The Interim Executive Committee of PWIF held its first meeting in Tunis on July 11, 1957. Until the foundation of PWIF Powell Claret had been in charge of Havana Office of the Special Plantations Committee of ICFTU. Bavin on the other hand was a known ICFTU organiser of plantation unions in Asia. With the launching of PWIF, the scope of Bavin's activity was expanded to Africa and Latin America. M.D. Barrett was seconded by the Commonwealth Section of the TUC International Department to support PWIF.

PWIF contracted W. Morgan of the London School of Economics to carry out a survey of the global tea industry. Barrett's secondment was extended and in December 1958 he was sent to Tanganyika as the PWIF representative there. In Tanganyika Barrett managed to organise a union, the Tanganyika Sisal and Plantation Workers Union (TSPWU). PWIF donated a Land Rover to TSPWU, in order to enable organising in remote areas.

In 1958 the International Federation of Tobacco Workers merged into PWIF. As of December 1958 PWIF claimed have 13 national affiliated, with a combined membership of 1,003,836. PWIF had offices and/or field representatives/organisers in India (an Asia Office based in New Delhi), Indonesia, Tanganyika, Kenya, Mauritius, the British Cameroons (covering French Cameroons as well), New York City and Trinidad.

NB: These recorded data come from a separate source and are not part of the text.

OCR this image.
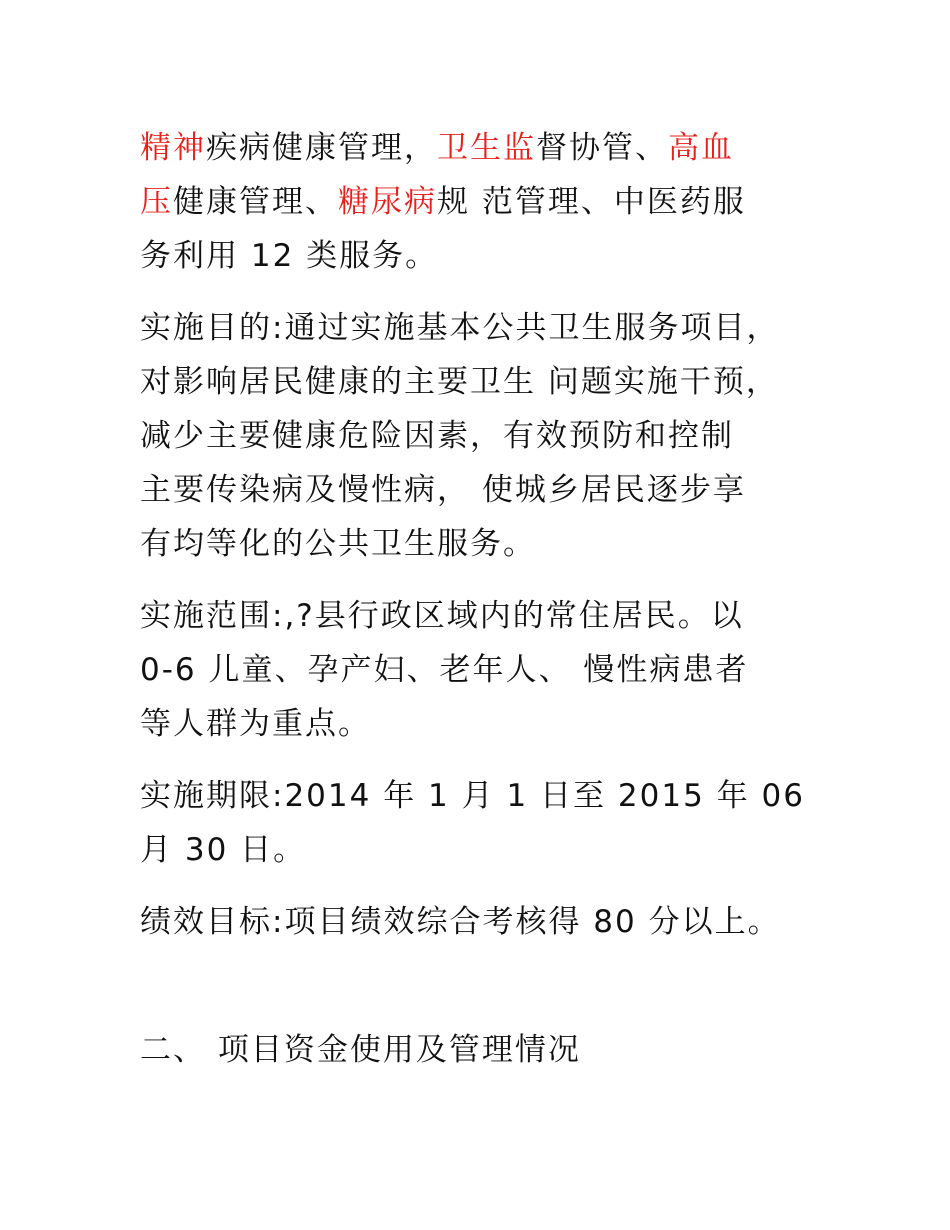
精神疾病健康管理，卫生监督协管、高血
压健康管理、糖尿病规 范管理、中医药服
务利用 12 类服务。
实施目的:通过实施基本公共卫生服务项目，
对影响居民健康的主要卫生 问题实施干预，
减少主要健康危险因素，有效预防和控制
主要传染病及慢性病， 使城乡居民逐步享
有均等化的公共卫生服务。
实施范围:,?县行政区域内的常住居民。以
0-6 儿童、孕产妇、老年人、 慢性病患者
等人群为重点。
实施期限:2014 年 1 月 1 日至 2015 年 06
月 30 日。
绩效目标:项目绩效综合考核得 80 分以上。
二、 项目资金使用及管理情况
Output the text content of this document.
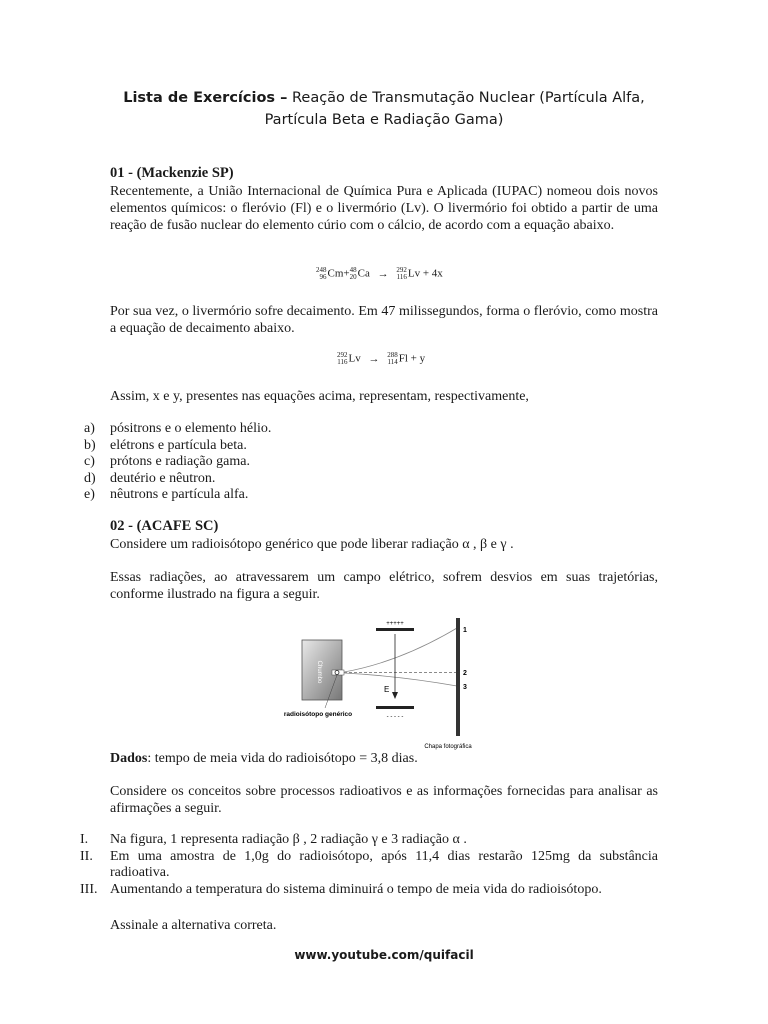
Lista de Exercícios – Reação de Transmutação Nuclear (Partícula Alfa,
Partícula Beta e Radiação Gama)
01 - (Mackenzie SP)
Recentemente, a União Internacional de Química Pura e Aplicada (IUPAC) nomeou dois novos elementos químicos: o fleróvio (Fl) e o livermório (Lv). O livermório foi obtido a partir de uma reação de fusão nuclear do elemento cúrio com o cálcio, de acordo com a equação abaixo.
248
96 Cm+ 48
20 Ca → 292
116 Lv + 4x
Por sua vez, o livermório sofre decaimento. Em 47 milissegundos, forma o fleróvio, como mostra a equação de decaimento abaixo.
292
116 Lv → 288
114 Fl + y
Assim, x e y, presentes nas equações acima, representam, respectivamente,
a)	pósitrons e o elemento hélio.
b)	elétrons e partícula beta.
c)	prótons e radiação gama.
d)	deutério e nêutron.
e)	nêutrons e partícula alfa.
02 - (ACAFE SC)
Considere um radioisótopo genérico que pode liberar radiação α , β e γ .
Essas radiações, ao atravessarem um campo elétrico, sofrem desvios em suas trajetórias, conforme ilustrado na figura a seguir.
Chumbo
+++++
- - - - -
E
1
2
3
radioisótopo genérico
Chapa fotográfica
Dados: tempo de meia vida do radioisótopo = 3,8 dias.
Considere os conceitos sobre processos radioativos e as informações fornecidas para analisar as afirmações a seguir.
I.	Na figura, 1 representa radiação β , 2 radiação γ e 3 radiação α .
II.	Em uma amostra de 1,0g do radioisótopo, após 11,4 dias restarão 125mg da substância radioativa.
III. Aumentando a temperatura do sistema diminuirá o tempo de meia vida do radioisótopo.
Assinale a alternativa correta.
www.youtube.com/quifacil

PWIF engaged in discussions with the Europe-based International Landworkers' Federation and at the sixth ICFTU world congress in Brussels in December 1959 a merger conference of PWIF and ILF was held, resulting in the foundation of the International Federation of Plantation and Agricultural Workers (IFPAW). The merger congress of ILF-PWIF took place in Maison des Huit Heures at Place Fontainas. Bavin became the general secretary of the new federation.